1/3 of Poles admit throwing away food, mostly because of missing the best-before date or buying too much food at once – states the newest report of the Polish Food Bank Association. At the same time Poland was funded with 92,600 tonne food aid package by the European Union. See our article about it.

A lot of money ends up in trash because of food waste

A lot of money ends up in trash because of food waste

Sliced meat, bread and vegetables are the most common products that end up in the trash. According to the report, Poles are not doing it on purpose – they are unaware how not to waste food.

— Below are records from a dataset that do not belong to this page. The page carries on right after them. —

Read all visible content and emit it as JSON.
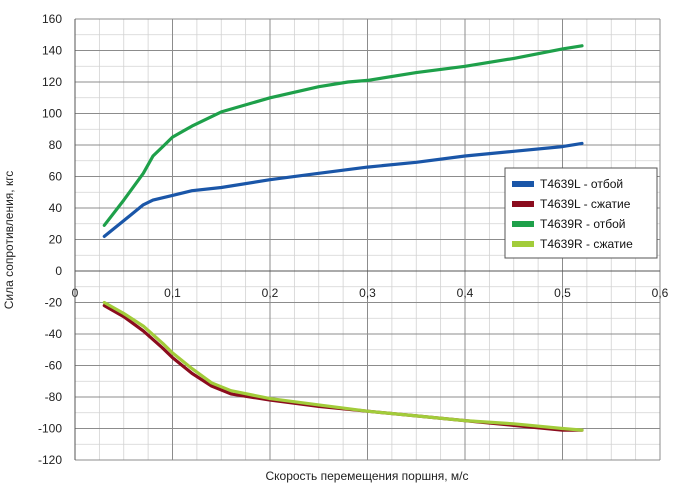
{
  "chart_data": {
    "type": "line",
    "title": "",
    "xlabel": "Скорость перемещения поршня, м/с",
    "ylabel": "Сила сопротивления, кгс",
    "xlim": [
      0,
      0.6
    ],
    "ylim": [
      -120,
      160
    ],
    "x_ticks": [
      0,
      0.1,
      0.2,
      0.3,
      0.4,
      0.5,
      0.6
    ],
    "x_tick_labels": [
      "0",
      "0,1",
      "0,2",
      "0,3",
      "0,4",
      "0,5",
      "0,6"
    ],
    "y_ticks": [
      -120,
      -100,
      -80,
      -60,
      -40,
      -20,
      0,
      20,
      40,
      60,
      80,
      100,
      120,
      140,
      160
    ],
    "grid": "on",
    "legend_position": "right",
    "series": [
      {
        "name": "T4639L - отбой",
        "color": "#1a56a8",
        "x": [
          0.03,
          0.05,
          0.07,
          0.08,
          0.1,
          0.12,
          0.15,
          0.2,
          0.25,
          0.3,
          0.35,
          0.4,
          0.45,
          0.5,
          0.52
        ],
        "y": [
          22,
          32,
          42,
          45,
          48,
          51,
          53,
          58,
          62,
          66,
          69,
          73,
          76,
          79,
          81
        ]
      },
      {
        "name": "T4639L - сжатие",
        "color": "#8b0c1e",
        "x": [
          0.03,
          0.05,
          0.07,
          0.09,
          0.1,
          0.12,
          0.14,
          0.16,
          0.2,
          0.25,
          0.3,
          0.35,
          0.4,
          0.45,
          0.5,
          0.52
        ],
        "y": [
          -22,
          -29,
          -38,
          -49,
          -55,
          -65,
          -73,
          -78,
          -82,
          -86,
          -89,
          -92,
          -95,
          -98,
          -101,
          -101
        ]
      },
      {
        "name": "T4639R - отбой",
        "color": "#1ea04a",
        "x": [
          0.03,
          0.05,
          0.07,
          0.08,
          0.09,
          0.1,
          0.12,
          0.15,
          0.2,
          0.25,
          0.28,
          0.3,
          0.35,
          0.4,
          0.45,
          0.5,
          0.52
        ],
        "y": [
          29,
          45,
          62,
          73,
          79,
          85,
          92,
          101,
          110,
          117,
          120,
          121,
          126,
          130,
          135,
          141,
          143
        ]
      },
      {
        "name": "T4639R - сжатие",
        "color": "#a2cc3a",
        "x": [
          0.03,
          0.05,
          0.07,
          0.09,
          0.1,
          0.12,
          0.14,
          0.16,
          0.2,
          0.25,
          0.3,
          0.35,
          0.4,
          0.45,
          0.5,
          0.52
        ],
        "y": [
          -20,
          -27,
          -35,
          -46,
          -52,
          -62,
          -71,
          -76,
          -81,
          -85,
          -89,
          -92,
          -95,
          -97,
          -100,
          -101
        ]
      }
    ]
  }
}
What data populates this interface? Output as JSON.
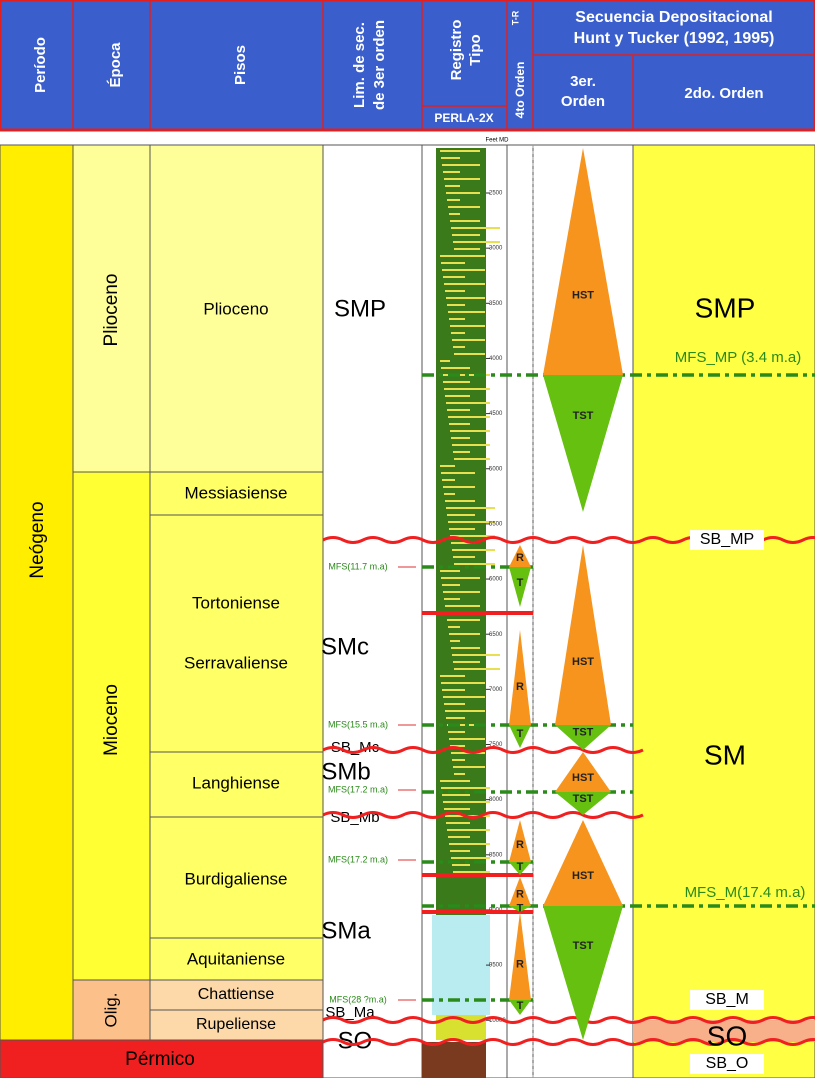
{
  "header": {
    "periodo": "Período",
    "epoca": "Época",
    "pisos": "Pisos",
    "lim_sec": [
      "Lim. de sec.",
      "de 3er orden"
    ],
    "registro": [
      "Registro",
      "Tipo"
    ],
    "well": "PERLA-2X",
    "tr": "T-R",
    "cuarto_orden": "4to Orden",
    "secuencia": [
      "Secuencia Depositacional",
      "Hunt y Tucker (1992, 1995)"
    ],
    "tercer_orden": [
      "3er.",
      "Orden"
    ],
    "segundo_orden": "2do. Orden"
  },
  "periods": [
    "Neógeno",
    "Pérmico"
  ],
  "epochs": [
    "Plioceno",
    "Mioceno",
    "Olig."
  ],
  "stages": [
    "Plioceno",
    "Messiasiense",
    "Tortoniense",
    "Serravaliense",
    "Langhiense",
    "Burdigaliense",
    "Aquitaniense",
    "Chattiense",
    "Rupeliense"
  ],
  "sequences": [
    "SMP",
    "SMc",
    "SMb",
    "SMa",
    "SO"
  ],
  "boundaries": [
    "SB_Mc",
    "SB_Mb",
    "SB_Ma"
  ],
  "mfs_labels": [
    "MFS(11.7 m.a)",
    "MFS(15.5 m.a)",
    "MFS(17.2 m.a)",
    "MFS(17.2 m.a)",
    "MFS(28 ?m.a)"
  ],
  "depth_unit": "Feet MD",
  "depth_ticks": [
    2500,
    3000,
    3500,
    4000,
    4500,
    5000,
    5500,
    6000,
    6500,
    7000,
    7500,
    8000,
    8500,
    9000,
    9500,
    10000
  ],
  "fourth_order_labels": [
    "R",
    "T",
    "R",
    "T",
    "R",
    "T",
    "R",
    "T",
    "R",
    "T"
  ],
  "third_order_labels": [
    "HST",
    "TST",
    "HST",
    "TST",
    "HST",
    "TST",
    "HST",
    "TST"
  ],
  "second_order": {
    "sequences": [
      "SMP",
      "SM",
      "SO"
    ],
    "mfs": [
      "MFS_MP (3.4 m.a)",
      "MFS_M(17.4 m.a)"
    ],
    "boundaries": [
      "SB_MP",
      "SB_M",
      "SB_O"
    ]
  }
}
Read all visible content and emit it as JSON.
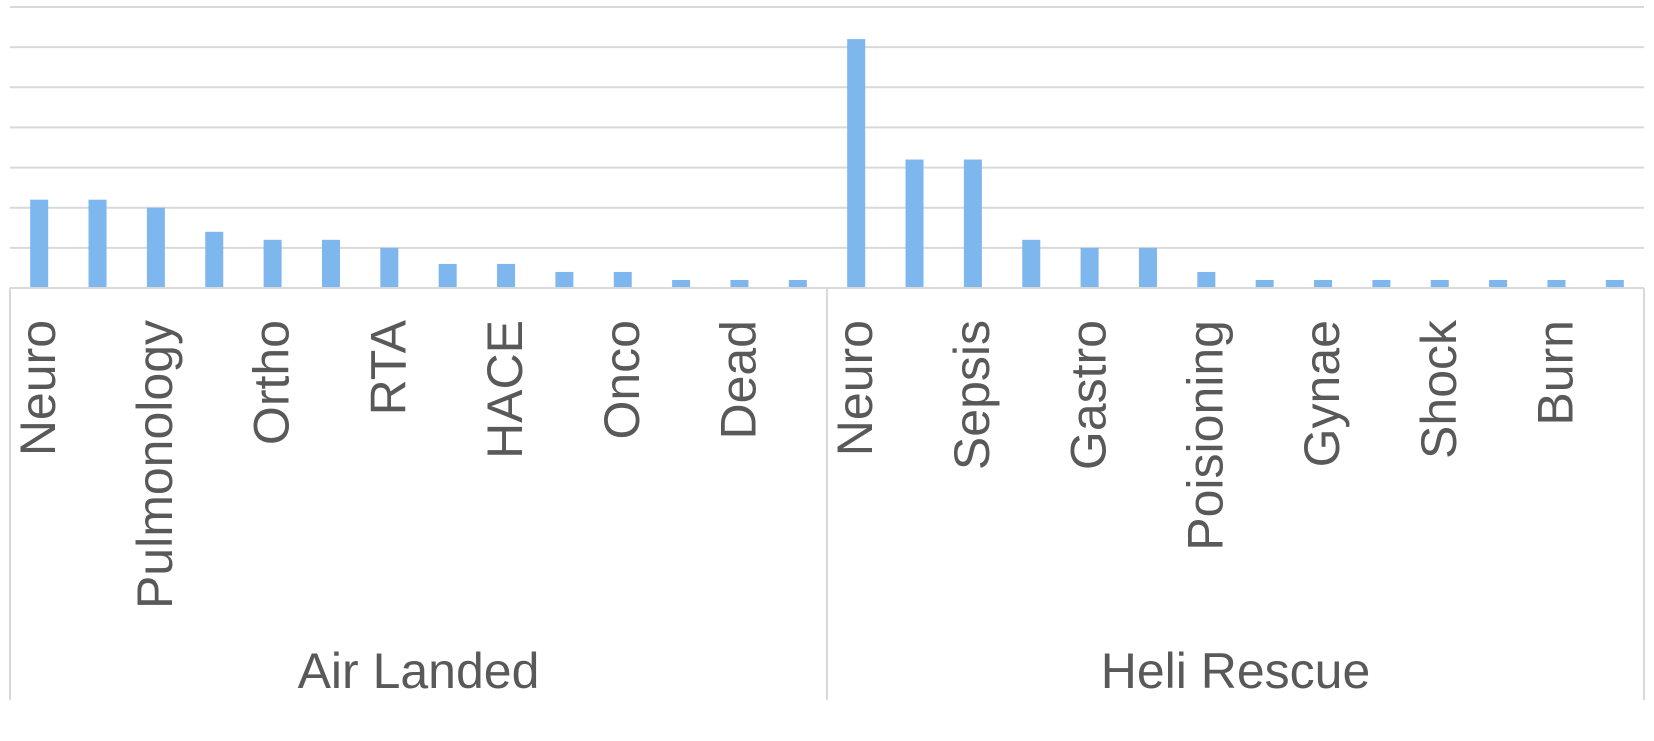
{
  "chart_data": {
    "type": "bar",
    "groups": [
      {
        "name": "Air Landed",
        "categories": [
          "Neuro",
          "",
          "Pulmonology",
          "",
          "Ortho",
          "",
          "RTA",
          "",
          "HACE",
          "",
          "Onco",
          "",
          "Dead",
          ""
        ],
        "values": [
          11,
          11,
          10,
          7,
          6,
          6,
          5,
          3,
          3,
          2,
          2,
          1,
          1,
          1
        ]
      },
      {
        "name": "Heli Rescue",
        "categories": [
          "Neuro",
          "",
          "Sepsis",
          "",
          "Gastro",
          "",
          "Poisioning",
          "",
          "Gynae",
          "",
          "Shock",
          "",
          "Burn",
          ""
        ],
        "values": [
          31,
          16,
          16,
          6,
          5,
          5,
          2,
          1,
          1,
          1,
          1,
          1,
          1,
          1
        ]
      }
    ],
    "ylim": [
      0,
      35
    ],
    "grid": true,
    "colors": {
      "bar": "#7eb6ee",
      "grid": "#d9d9d9",
      "text": "#595959"
    }
  }
}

Throwing away food is a serious problem appearing every day in many Polish homes. We want to create awareness and educate Poles how they can minimise wasting sliced meat, bread, vegetables, fruit or dinner leftovers, says Marek Borowski, the Managing Director ofthe Polish Food Bank Association.

    The most common products that Poles throw away:

  • sliced meat – 43%
  • bread – 36 %
  • vegetables – 32%
  • fruit – 27%
  • yoghurts – 23%
  • potatoes – 20%
  • meat – 17%
  • milk – 17%
  • cheese – 12%
  • fish – 8%
  • convenience food – 8%
  • eggs – 4%
    The reasons why Poles throw food away:

  • missing the best-before date – 38%
  • buying too much food at once – 15%
  • preparing too big portions of food – 13%
  • storing the food inappropriately – 11%
  • buying bad quality food – 9%
  • the product or dish turns out to be distasteful – 6%
  • lack of ideas how to use the lefovers – 3%
  • buying without a shopping list – 2%

This year’s survey of the Centre for Public Opinion Research shows that people who are wealthier and occupy higher work positions waste much more food than people who are older or earn much less. However, Poles claim that they throw away much less food than in 2005. Authors of the report believe that it might be the result of successful public service announcements.

16th of October is National Food Day, so it is a perfect moment to realise how much food we waste and think what we can do to minimise it. Taking this opportunity, the Polish Food Bank Association organises a series of events and cooking workshops in order to encourage children and teenagers to eat healthy and limit food waste.